Esistono luoghi in cui piangi sempre un po’. Te lo ricordi quando ci andavi a piedi quando le feste, gli inverni le estati con il nonno che s’è fermato lì, adesso hanno aggiunto tanti posti quanti sono gli anni passati, le piogge cadute, quell’accartocciarsi di certe stagioni, ti torna alla gola. Oggi il cielo è senza colore, mi porto avanti il dispiacere nei vari vicoli colorati dai fiori messi per la festa. Gli stessi sguardi fermi a dirti tu che fai?

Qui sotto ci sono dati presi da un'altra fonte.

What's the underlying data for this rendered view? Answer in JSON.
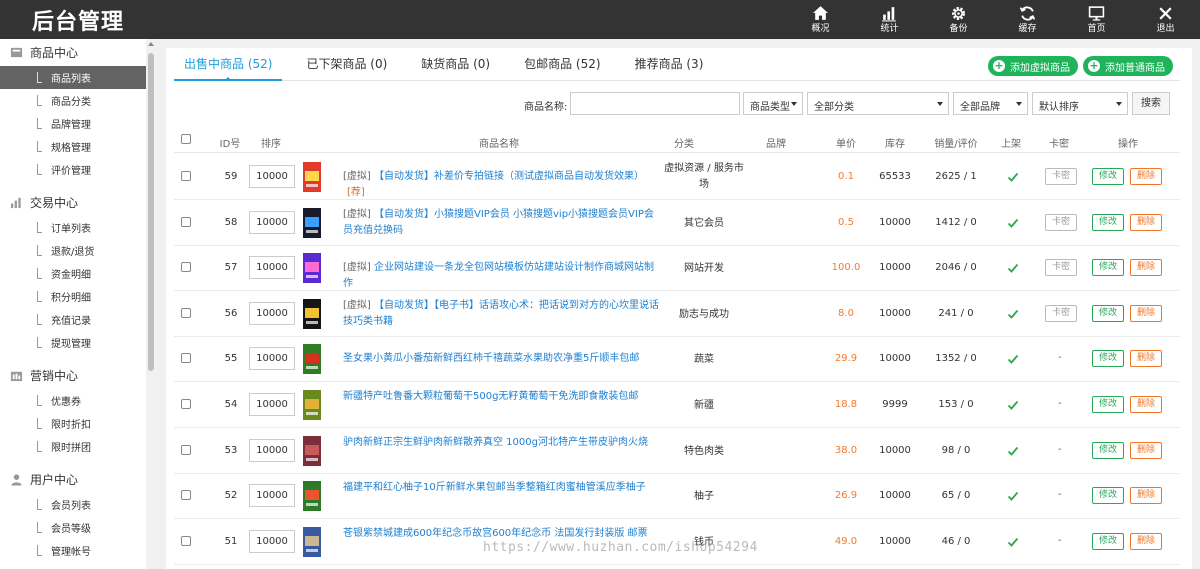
{
  "app": {
    "title": "后台管理",
    "topnav": [
      {
        "label": "概况",
        "icon": "home-icon"
      },
      {
        "label": "统计",
        "icon": "bar-chart-icon"
      },
      {
        "label": "备份",
        "icon": "gear-icon"
      },
      {
        "label": "缓存",
        "icon": "refresh-icon"
      },
      {
        "label": "首页",
        "icon": "monitor-icon"
      },
      {
        "label": "退出",
        "icon": "close-icon"
      }
    ]
  },
  "sidebar": {
    "groups": [
      {
        "title": "商品中心",
        "icon": "goods-icon",
        "items": [
          "商品列表",
          "商品分类",
          "品牌管理",
          "规格管理",
          "评价管理"
        ],
        "active": 0
      },
      {
        "title": "交易中心",
        "icon": "trade-chart-icon",
        "items": [
          "订单列表",
          "退款/退货",
          "资金明细",
          "积分明细",
          "充值记录",
          "提现管理"
        ],
        "active": -1
      },
      {
        "title": "营销中心",
        "icon": "marketing-icon",
        "items": [
          "优惠券",
          "限时折扣",
          "限时拼团"
        ],
        "active": -1
      },
      {
        "title": "用户中心",
        "icon": "user-icon",
        "items": [
          "会员列表",
          "会员等级",
          "管理帐号"
        ],
        "active": -1
      }
    ]
  },
  "tabs": [
    {
      "label": "出售中商品 (52)",
      "active": true
    },
    {
      "label": "已下架商品 (0)",
      "active": false
    },
    {
      "label": "缺货商品 (0)",
      "active": false
    },
    {
      "label": "包邮商品 (52)",
      "active": false
    },
    {
      "label": "推荐商品 (3)",
      "active": false
    }
  ],
  "actions": {
    "add_virtual": "添加虚拟商品",
    "add_normal": "添加普通商品"
  },
  "filters": {
    "name_label": "商品名称:",
    "name_value": "",
    "type_select": "商品类型",
    "category_select": "全部分类",
    "brand_select": "全部品牌",
    "sort_select": "默认排序",
    "search_button": "搜索"
  },
  "table": {
    "headers": {
      "id": "ID号",
      "sort": "排序",
      "name": "商品名称",
      "category": "分类",
      "brand": "品牌",
      "price": "单价",
      "stock": "库存",
      "sales": "销量/评价",
      "onsale": "上架",
      "card": "卡密",
      "ops": "操作"
    },
    "buttons": {
      "card": "卡密",
      "edit": "修改",
      "delete": "删除"
    },
    "rows": [
      {
        "id": "59",
        "sort": "10000",
        "tag": "[虚拟]",
        "name": "【自动发货】补差价专拍链接（测试虚拟商品自动发货效果）",
        "rec": "[荐]",
        "category": "虚拟资源 / 服务市场",
        "brand": "",
        "price": "0.1",
        "stock": "65533",
        "sales": "2625 / 1",
        "card": true,
        "img": "#e23b2e",
        "img2": "#ffd84a"
      },
      {
        "id": "58",
        "sort": "10000",
        "tag": "[虚拟]",
        "name": "【自动发货】小猿搜题VIP会员 小猿搜题vip小猿搜题会员VIP会员充值兑换码",
        "rec": "",
        "category": "其它会员",
        "brand": "",
        "price": "0.5",
        "stock": "10000",
        "sales": "1412 / 0",
        "card": true,
        "img": "#1a1a2e",
        "img2": "#3aa0ff"
      },
      {
        "id": "57",
        "sort": "10000",
        "tag": "[虚拟]",
        "name": "企业网站建设一条龙全包网站模板仿站建站设计制作商城网站制作",
        "rec": "",
        "category": "网站开发",
        "brand": "",
        "price": "100.0",
        "stock": "10000",
        "sales": "2046 / 0",
        "card": true,
        "img": "#5b2bd1",
        "img2": "#ff6bd2"
      },
      {
        "id": "56",
        "sort": "10000",
        "tag": "[虚拟]",
        "name": "【自动发货】【电子书】话语攻心术：把话说到对方的心坎里说话技巧类书籍",
        "rec": "",
        "category": "励志与成功",
        "brand": "",
        "price": "8.0",
        "stock": "10000",
        "sales": "241 / 0",
        "card": true,
        "img": "#151515",
        "img2": "#f2c230"
      },
      {
        "id": "55",
        "sort": "10000",
        "tag": "",
        "name": "圣女果小黄瓜小番茄新鲜西红柿千禧蔬菜水果助农净重5斤顺丰包邮",
        "rec": "",
        "category": "蔬菜",
        "brand": "",
        "price": "29.9",
        "stock": "10000",
        "sales": "1352 / 0",
        "card": false,
        "img": "#2f7d25",
        "img2": "#d6301e"
      },
      {
        "id": "54",
        "sort": "10000",
        "tag": "",
        "name": "新疆特产吐鲁番大颗粒葡萄干500g无籽黄葡萄干免洗即食散装包邮",
        "rec": "",
        "category": "新疆",
        "brand": "",
        "price": "18.8",
        "stock": "9999",
        "sales": "153 / 0",
        "card": false,
        "img": "#6b8a1e",
        "img2": "#e0b13a"
      },
      {
        "id": "53",
        "sort": "10000",
        "tag": "",
        "name": "驴肉新鲜正宗生鲜驴肉新鲜散养真空 1000g河北特产生带皮驴肉火烧",
        "rec": "",
        "category": "特色肉类",
        "brand": "",
        "price": "38.0",
        "stock": "10000",
        "sales": "98 / 0",
        "card": false,
        "img": "#7a2f3a",
        "img2": "#c85a5a"
      },
      {
        "id": "52",
        "sort": "10000",
        "tag": "",
        "name": "福建平和红心柚子10斤新鲜水果包邮当季整箱红肉蜜柚管溪应季柚子",
        "rec": "",
        "category": "柚子",
        "brand": "",
        "price": "26.9",
        "stock": "10000",
        "sales": "65 / 0",
        "card": false,
        "img": "#2d7a2a",
        "img2": "#e8552c"
      },
      {
        "id": "51",
        "sort": "10000",
        "tag": "",
        "name": "苍银紫禁城建成600年纪念币故宫600年纪念币 法国发行封装版 邮票",
        "rec": "",
        "category": "钱币",
        "brand": "",
        "price": "49.0",
        "stock": "10000",
        "sales": "46 / 0",
        "card": false,
        "img": "#3a5aa0",
        "img2": "#c9b890"
      }
    ]
  },
  "watermark": "https://www.huzhan.com/ishop54294"
}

È tutta una questione di fortuna, goditela finché ce l’hai, il resto sono tutte scuse.
Ma chi se ne accorge?
Tu no, no perché chi come te non divide la parte intera dai cocci fatica ad esistere, chi come te sbaglia le parole gli affetti i luoghi, sta come lei, quella madre in ginocchio di fronte la sua croce bianca, attenta alla fila per colore dei fiori da mettere, il suo ordine esatto, la mano a pulire la foto, quei gesti materni meccanici e poi svanire nello spazio minuto di un tutto in cui i colpi ti attraversano o rimangono dentro non fa la differenza, il tuo sguardo è lento, indiretto, indifferente, incosciente. Ti porti dietro una borsa di pezzi che tieni chiusa perché la roba rotta non s’aggiusta mai del tutto e ogni giorno ricominci, ripensando a quando il peso era leggero, i giorni lunghi, le cose intere e nell’orto c’erano sempre le fragole.